Investors are their own worst enemenies, and it is very difficult for them to resist this urge to break away.  Many believe they are "sophisticated", and don't need an advisor.  Here is one concept that is very hard to swallow for investors: THERE ARE NO SOPHISTICATED INVESTORS.  Just take a look at the victims of Bernie Madoff.  There were professional money mangers among that list, people who worked in the industry for years, yet fell victim to the most simple of all schemes: the ponzi scheme.  Secondly, we think that investing is so easy... how can we possibly mess it up?  We just have to follow three basic rules: diversify, rebalance, and own stocks.

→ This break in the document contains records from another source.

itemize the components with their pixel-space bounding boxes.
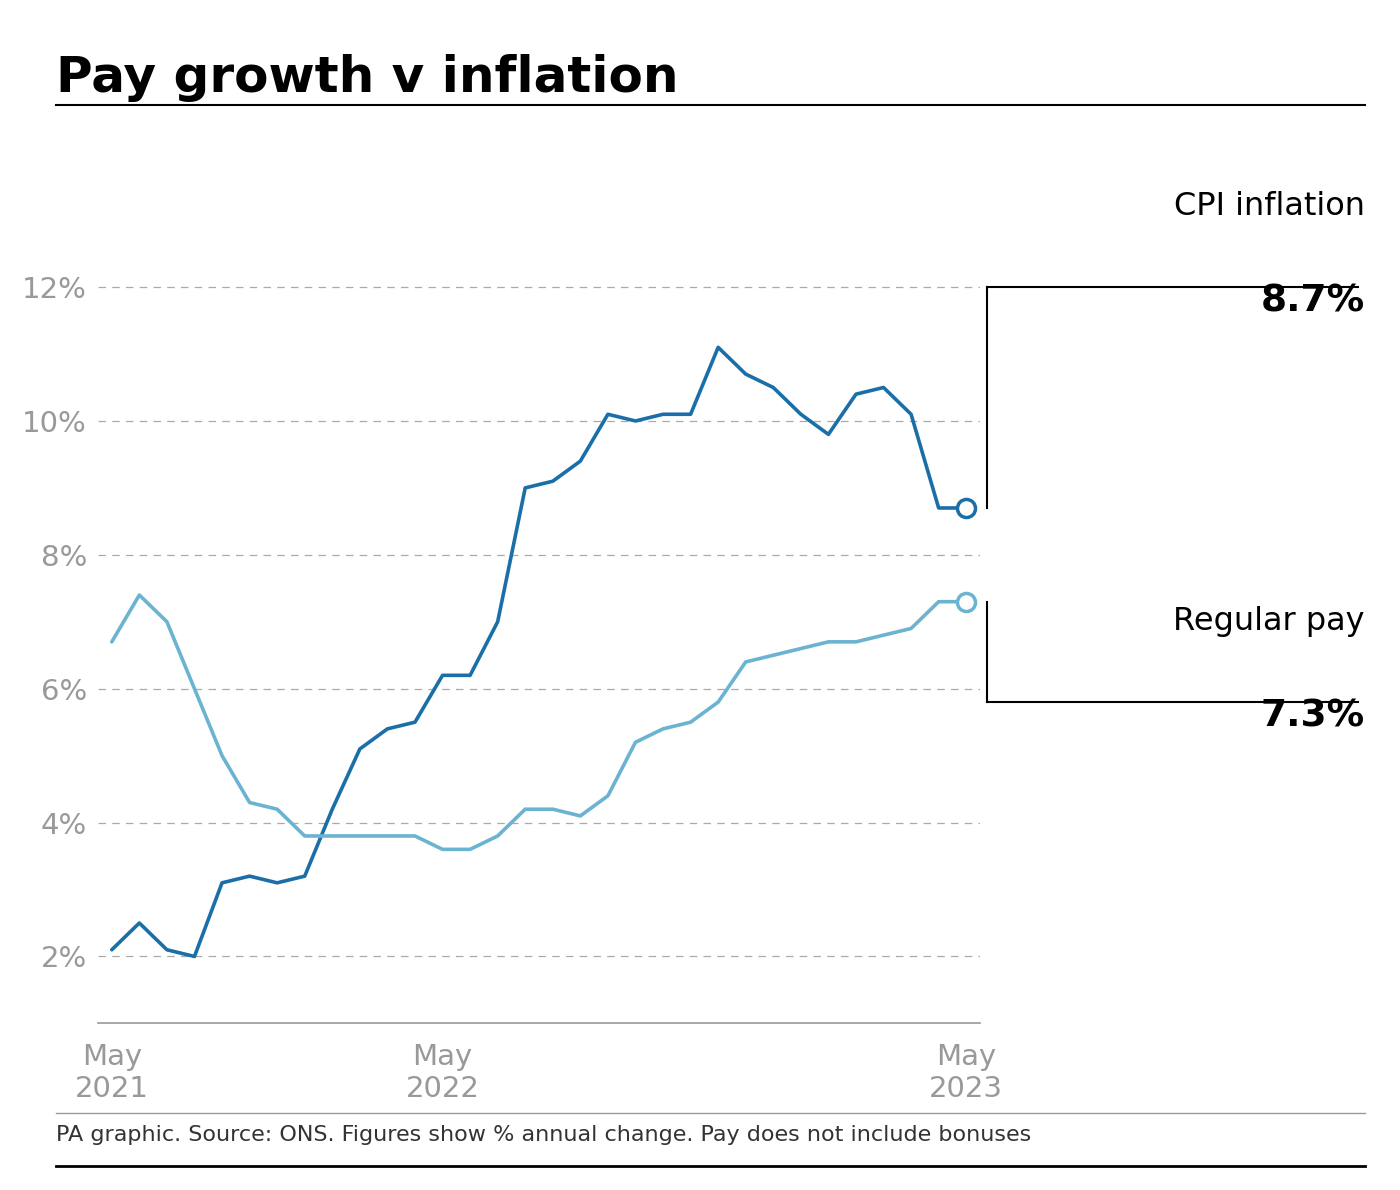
Text: Pay growth v inflation: Pay growth v inflation: [56, 54, 679, 101]
Text: PA graphic. Source: ONS. Figures show % annual change. Pay does not include bonu: PA graphic. Source: ONS. Figures show % …: [56, 1125, 1032, 1145]
Text: Regular pay: Regular pay: [1173, 606, 1365, 637]
Text: 7.3%: 7.3%: [1261, 699, 1365, 734]
Text: 8.7%: 8.7%: [1261, 283, 1365, 320]
Text: CPI inflation: CPI inflation: [1175, 190, 1365, 221]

Lets look at something also very "simple".  We all are taught at an early age to brush our teeth and floss regularly to keep our teeth and gums healthy.  But in 2002, we spent over $70 Billion dollars in dental expenses (much of it was surely preventable).  A very simple thing, but we fail to do it.  We also have an obesity epidemic in a country where almost everyone knows what they need to do to stay fit; with fitness centers in every city and easy access to athletic trainers.  But investing has an added element:  If you skip brushing your teeth for one day, or you splurge on the dessert for a weekend we can fairly easily repair the damage.  But with investing, one lapse in judgement can destroy thousands in wealth.  Just one.

So what is the bottom line?  It is this.  Investing isn't all about the portfolio.  True, a good portfolio is important.  But why investors fail is not that we have people with portfolio problems, we have portfolios with people problems.  If investors are to be saved, it will take not just academically sound portfolios, but actual disciplined guidance.  As financial coaches we work hard to educate our clients.  It's good that you trust us, but unless you are educated and disciplined, eventually your emotions will betray you.  We won't be there at 2am when you are up at night, worrying about the market, or when that annuity salesman knocks on your door.  Only a good investor education can keep an investor grounded for the long term.